Sentinal Node Biopsy / Node Disection

Sentinel Node Biopsy is a procedure commonly performed as part of the management of breast cancer and melanoma. The Sentinel node is the first lymph node which receives drainage from lymphatics within a specific region. By removing the sentinel node, one can determine whether cancer cells have spread to the node itself. This will help with predicting long term outcome and will guide further management. The sentinel node can be located by injecting radioisotope near or adjacent to the tumour site prior to surgery. Thereafter, a lymphoscintiscan is often performed to map out the site/s and number of sentinel nodes. In the context of breast cancer, this is usually in the axilla(armpit). For melanoma, the sentinel node may be located in the neck, above the clavicle (collar bone), axilla or groin, depending on the site of the initial lesion and the lymphatic drainage. Blue dye may also be injected during surgery to assist with sentinel node identification. The sentinel node is then removed and sent to the laboratory for microscopic analysis to check on whether there are tumour cells present.

It is important that the sentinel node biopsy operation is performed by a surgeon who is specifically trained in the technique and regularly performs the procedure. This ensures the highest chance of success in finding the true sentinel node/s so that an accurate result can be obtained.
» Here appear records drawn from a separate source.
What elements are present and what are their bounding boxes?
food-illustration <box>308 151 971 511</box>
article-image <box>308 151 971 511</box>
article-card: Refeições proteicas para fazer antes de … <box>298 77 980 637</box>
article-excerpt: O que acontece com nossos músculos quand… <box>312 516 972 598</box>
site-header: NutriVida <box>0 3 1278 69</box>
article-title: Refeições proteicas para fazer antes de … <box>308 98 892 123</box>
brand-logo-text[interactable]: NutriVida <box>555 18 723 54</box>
If a sentinel node is involved with tumour cells, further surgery is often necessary to remove the rest of the lymph nodes in the same nodal group to ensure that any tumour cells remaining are adequately removed from that region. This operation is variably known as Nodal Dissection or Clearance, Block Dissection, Neck Dissection, Axillary Dissection or Axillary Clearance and Groin Dissection, depending on the site of the nodal group. The surgery is performed with meticulous attention in ensuring that the nodes and lymphatics are completely and cleanly removed (“en-bloc resection”), so that there is no tumour spillage into surrounding tissue. A drain is inserted after a nodal dissection to drain seroma fluid which is naturally produced by the body and secreted into the tissue space. This drain is removed once the drainage slows down which can take up to 1 – 2 weeks after surgery (sometimes longer). Once the drain is removed, it is not uncommon for the body to continue to produce seroma fluid within the operative site. This is usually reabsorbed over time but if a large volume is produced, it may result in a visible swelling that becomes uncomfortable. This usually requires needle aspiration which may be repeated as often as necessary until resolution of the collection.